I have been meaning to read Revolutionary Road by Richard Yates for some time now, and I finally picked up a paperback copy during the summer. I also suggested at book group in August that we should read it and so it came to pass that we did. I have been reading more American contemporary fiction over the last few years and really enjoyed this type of melodramatic novel written in the 1950s and 1960s.

Revolutionary Road is about the lives of a typical American couple in the 1950s; they’re living an entirely suburban life with two kids, the husband dislikes his mundane job in the city, whilst the ‘pretty little’ wife stays at home being a ‘pretty little wife’. The main difference between Frank and April Wheeler and their all American counterparts is that they want out. Frank being more and more downtrodden by the sheer mundanity of life, who thinks of himself to be more philosophical and in some ways superior to be stuck in this endless suburbia, is thrown a lifeline by April to escape. The Wheeler’s could move away, April could work; she could support Frank and the family whilst he finds himself…

This is the very basic set up of the novel and the first part of the story sets the scene in intricate detail for the reader. I don’t want to go any further in regards to plot details so as not to spoil it for any possible future readers out there. What I will say though is that I very much enjoyed this book. Richard Yates writes beautifully, encapsulating Frank’s life in a relatively short time. I warmed, at first, to Frank and his disdain towards his own life; however, the reader’s relationship with Frank changes throughout the whole novel – I found that I felt disappointed with him, I felt an underlying sadness towards him mixed with contempt. It’s not that Frank is wholly unlikeable, on the contrary, he is trying to do what he feels is best for his family (most of the time). But, as the reader, Yates gives us a view into Franks thoughts and feelings, which as the novel progresses, become more conniving and self-centred.

The book revolves around Frank, unfortunately there is very little insight into April (even though she is the other central character) and how she feels. Yates doesn’t tell us ‘who’ April is. What are her drives? What does she think of Frank? How does she reach the decisions she does? We never get answers to these and a whole multitude of other questions; whether or not this was the author’s intention all along, it is not clear. I think that April’s character was far more interesting, I wanted to know more about her, listen to her views. I think that the book could have been better had the reader been given this further insight, even if it meant that the book was longer; I think there was room for the novel to grow. Other peripheral characters within the novel were well crafted, although again a focus on the male characters was very evident. This may well have been intentional or maybe just a sign of the time it was written – I like to think the former.

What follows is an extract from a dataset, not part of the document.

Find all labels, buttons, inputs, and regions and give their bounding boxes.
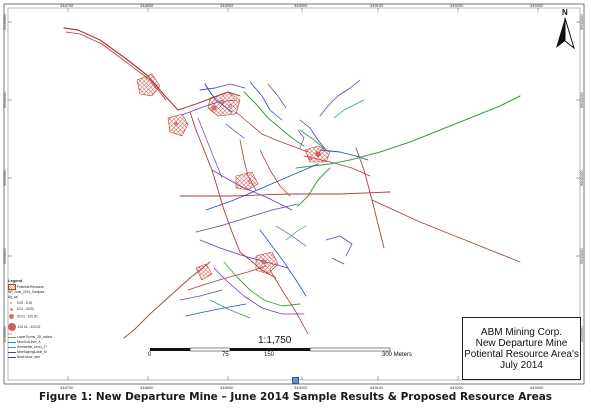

All told, Revolutionary Road is a very fine novel. Yates beautifully crafts sentences into paragraphs and chapters, telling a story that is engaging, heartfelt and tragic. It is this type of novel that defines a genre, and although it is not the best example of the contemporary American novel, it still shows an author on top of their skills, creating a story that could easily be a reality. Yates’ prose is powerful and has a strong impact without being dense and unreadable. I thought it was excellent and would definitely recommend it – especially if you have read and liked any John Williams or John Updike.